Report: Feds weighing big fine against Saints in Vicodin case
The Saints could face a major fine for how they handled prescription drugs in 2009, according to the Washington Post. A DEA investigation into the theft of Vicodin pills at the Saints' facility is now in the hands of the U.S. Attorney's Office in New Orleans.
Federal authorities are considering imposing a significant fine against the Saints for their handling of prescription drugs in 2009, the Washington Post reports.
The paper said a DEA investigation is now in the hands of the U.S. Attorney’s Office in New Orleans and that authorities are “weighing a hefty fine against the Saints for violating laws governing the proper storage, control and dispensing of prescription drugs.”
This all stems from a civil suit filed by former Saints security director Geoffrey Santini, who claimed about 130 Vicodin pills went missing in early 2009. Santini installed a hidden camera and got videos of then-linebackers coach Joe Vitt unlocking the prescription drug locker and removing handfuls of the painkillers.
The suit, eventually settled through arbitration, claimed general manager Mickey Loomis asked Santini to find out who was stealing Vicodin, then tried to cover up evidence of the theft.

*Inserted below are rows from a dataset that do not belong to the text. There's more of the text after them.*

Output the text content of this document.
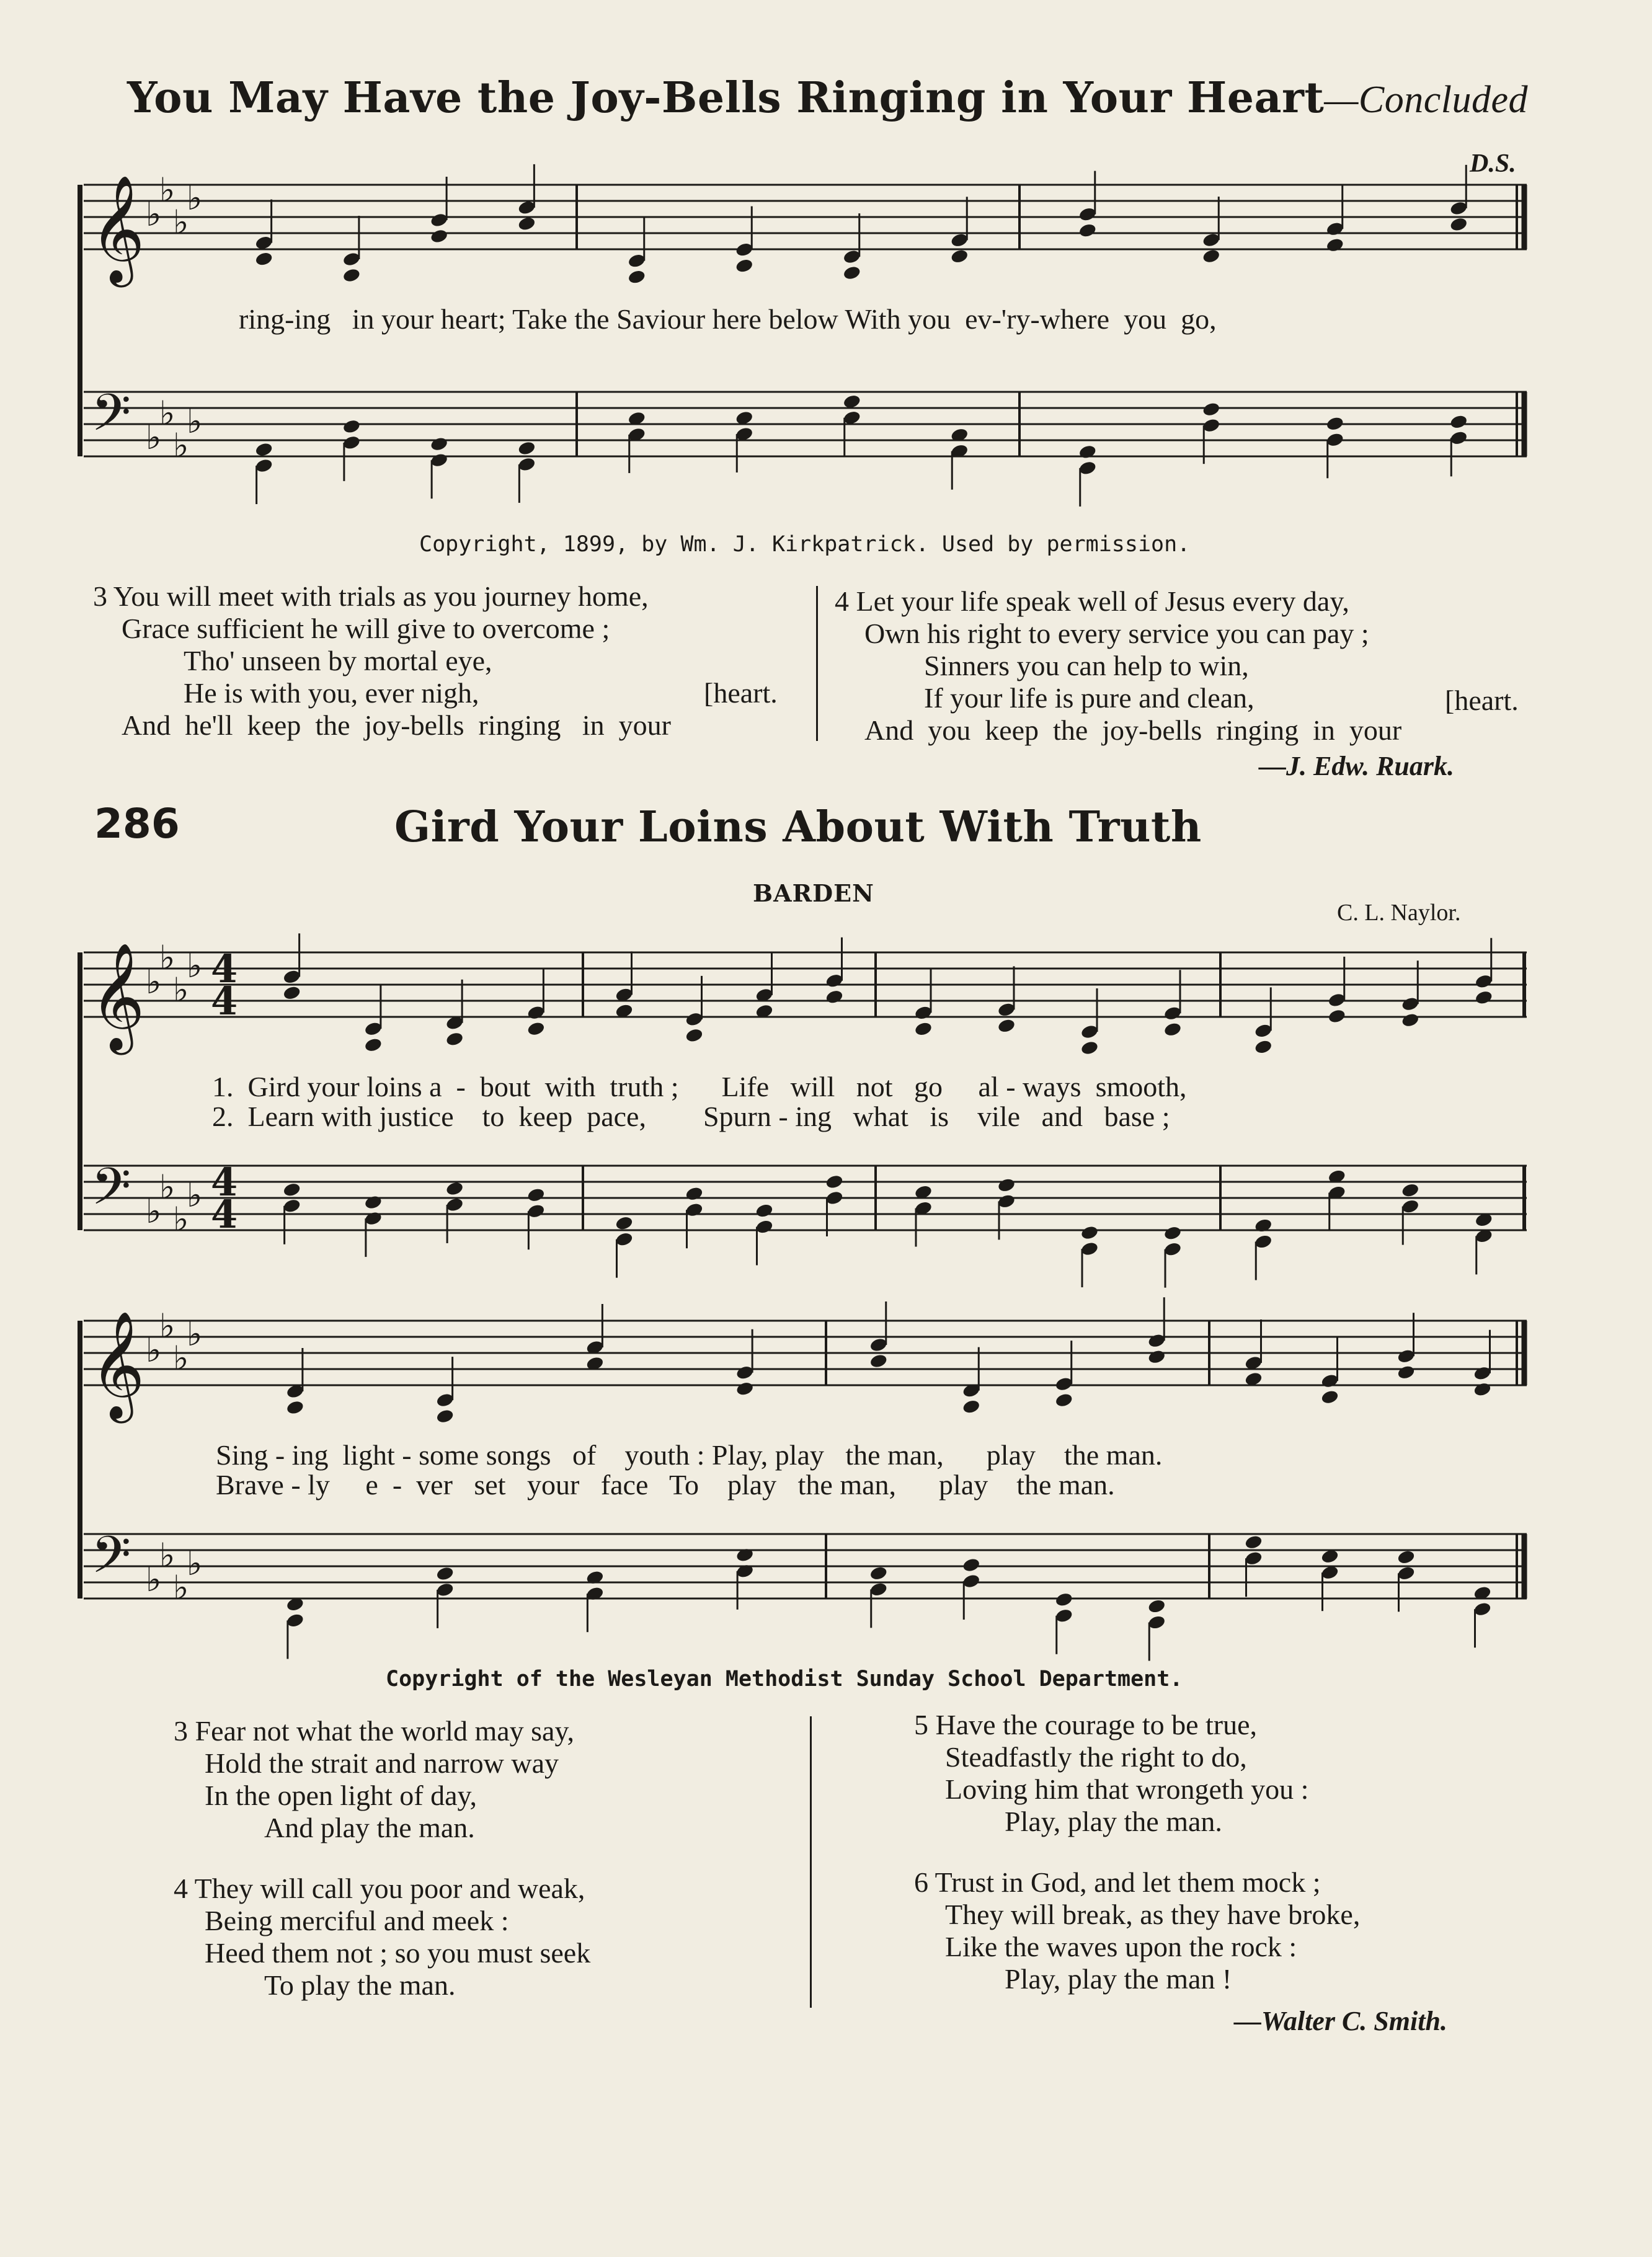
You May Have the Joy-Bells Ringing in Your Heart—Concluded
D.S.
𝄞
𝄢
♭
♭
♭
♭
♭
♭
♭
♭
𝄞
𝄢
♭
♭
♭
♭
♭
♭
♭
♭
4
4
4
4
𝄞
𝄢
♭
♭
♭
♭
♭
♭
♭
♭
ring-ing   in your heart; Take the Saviour here below With you  ev-'ry-where  you  go,
Copyright, 1899, by Wm. J. Kirkpatrick. Used by permission.
3 You will meet with trials as you journey home,
Grace sufficient he will give to overcome ;
Tho' unseen by mortal eye,
He is with you, ever nigh,
And  he'll  keep  the  joy-bells  ringing   in  your
[heart.
4 Let your life speak well of Jesus every day,
Own his right to every service you can pay ;
Sinners you can help to win,
If your life is pure and clean,
And  you  keep  the  joy-bells  ringing  in  your
[heart.
—J. Edw. Ruark.
286	Gird Your Loins About With Truth
BARDEN
C. L. Naylor.
1.  Gird your loins a  -  bout  with  truth ;      Life   will   not   go     al - ways  smooth,
2.  Learn with justice    to  keep  pace,        Spurn - ing   what   is    vile   and   base ;
Sing - ing  light - some songs   of    youth : Play, play   the man,      play    the man.
Brave - ly     e  -  ver   set   your   face   To    play   the man,      play    the man.
Copyright of the Wesleyan Methodist Sunday School Department.
3 Fear not what the world may say,
Hold the strait and narrow way
In the open light of day,
And play the man.
4 They will call you poor and weak,
Being merciful and meek :
Heed them not ; so you must seek
To play the man.
5 Have the courage to be true,
Steadfastly the right to do,
Loving him that wrongeth you :
Play, play the man.
6 Trust in God, and let them mock ;
They will break, as they have broke,
Like the waves upon the rock :
Play, play the man !
—Walter C. Smith.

A Saints spokesman denied that allegation at the time.
Vitt entered a pre-trial diversion program similar to probation for first-time offenders, according to the Post. He served as interim head coach last year during Sean Payton's suspension and is now assistant head coach and linebackers coach.
The DEA investigation was revealed in 2010 by the Associated Press.
CBS Sports NFL Insider Jason La Canfora reported the investigation focused not on individuals but on "the lack of organizational control and oversight," and that the DEA "believes it has amassed strong evidence in its investigation and that significant penalties are in order."
The Post, which is doing a series on prescription drug use and abuse in the NFL, reported DEA investigators “unearthed a number of violations with the Saints’ operation, according to people familiar with the situation, and worked with the team to bring the organization into better compliance.”
The paper said most teams now use a third-party company registered with the DEA to deliver prescription drugs and maintain detailed logs.